In Portland, where she earned her master’s degree in social work, Singleton rose from a resident assistant to the director at the Salvation Army’s SAFES women’s shelter, the first low barrier shelter in our community. She managed a transitional housing program, day center and clinical services at Bud Clark Commons, and the first mental health street outreach team for Cascadia Behavioral Healthcare.

She joined the Portland Housing Bureau, where she led the development of the A Home for Everyone initiative’s Safety off the Streets Plan that, for the first time, added safe rest sites, transitional campgrounds, and other alternative shelters to our homelessness services system,  before taking over as executive director of JOIN, a street outreach and housing services organization. 

Most recently, Singleton served as the housing policy advisor and then the Director of Equity and Racial Justice for Gov. Kate Brown. During the COVID-19 pandemic, she worked with Public Health to develop shelter guidance statewide, legislation to support the eviction moratorium, helped develop the state’s first long-term rent assistance program and other measures. She has led the Governor's Racial Justice Council which is the first statewide effort to center the voices of people of color in the Governor's budget and policy development work.

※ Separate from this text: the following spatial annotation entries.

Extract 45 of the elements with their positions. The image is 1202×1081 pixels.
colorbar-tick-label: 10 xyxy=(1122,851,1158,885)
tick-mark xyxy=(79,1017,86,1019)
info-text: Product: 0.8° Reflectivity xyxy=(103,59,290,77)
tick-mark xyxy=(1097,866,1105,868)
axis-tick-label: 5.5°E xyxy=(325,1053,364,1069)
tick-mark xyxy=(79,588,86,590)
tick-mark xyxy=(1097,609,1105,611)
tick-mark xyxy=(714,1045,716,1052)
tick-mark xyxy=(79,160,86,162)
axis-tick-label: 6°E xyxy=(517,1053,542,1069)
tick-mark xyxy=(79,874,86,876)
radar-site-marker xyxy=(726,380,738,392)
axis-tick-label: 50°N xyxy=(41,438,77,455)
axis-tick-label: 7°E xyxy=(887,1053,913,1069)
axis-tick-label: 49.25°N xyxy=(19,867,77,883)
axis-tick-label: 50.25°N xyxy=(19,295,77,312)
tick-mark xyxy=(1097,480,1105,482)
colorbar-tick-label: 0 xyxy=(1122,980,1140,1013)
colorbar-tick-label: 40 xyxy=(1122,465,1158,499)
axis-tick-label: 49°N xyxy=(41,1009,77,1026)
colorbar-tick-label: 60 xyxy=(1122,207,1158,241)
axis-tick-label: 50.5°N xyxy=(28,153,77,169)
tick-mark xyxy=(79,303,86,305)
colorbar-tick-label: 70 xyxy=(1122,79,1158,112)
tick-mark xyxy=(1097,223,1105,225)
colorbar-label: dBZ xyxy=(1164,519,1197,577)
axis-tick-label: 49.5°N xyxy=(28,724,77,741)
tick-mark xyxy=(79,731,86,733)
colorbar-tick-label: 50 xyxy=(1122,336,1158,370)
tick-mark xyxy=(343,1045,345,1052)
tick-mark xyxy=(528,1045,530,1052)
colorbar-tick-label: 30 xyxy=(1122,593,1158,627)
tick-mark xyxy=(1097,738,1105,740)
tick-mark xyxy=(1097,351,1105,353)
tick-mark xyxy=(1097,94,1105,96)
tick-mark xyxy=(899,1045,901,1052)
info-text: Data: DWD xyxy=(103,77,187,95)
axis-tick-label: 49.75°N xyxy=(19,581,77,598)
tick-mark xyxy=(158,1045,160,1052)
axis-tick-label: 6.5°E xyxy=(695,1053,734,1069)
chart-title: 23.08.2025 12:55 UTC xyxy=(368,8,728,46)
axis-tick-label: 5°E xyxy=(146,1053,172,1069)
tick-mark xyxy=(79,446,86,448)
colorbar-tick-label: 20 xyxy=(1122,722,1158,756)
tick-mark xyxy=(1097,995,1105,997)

“Shannon is a warm, engaging leader, but as passionate as she is about people, she is equally focused on data, analysis and best practices,’’ Chair Kafoury said. “She jokes about nerding out on statistics, but those skills will strengthen the Joint Office at a critical time.’’

Singleton will join a Joint Office leadership team that includes Deputy Director Joshua Bates and Peggy Brey, former interim Multnomah County Chief Operating Officer and Director of the Department of County Human Services, who recently joined the office as a quality improvement consultant.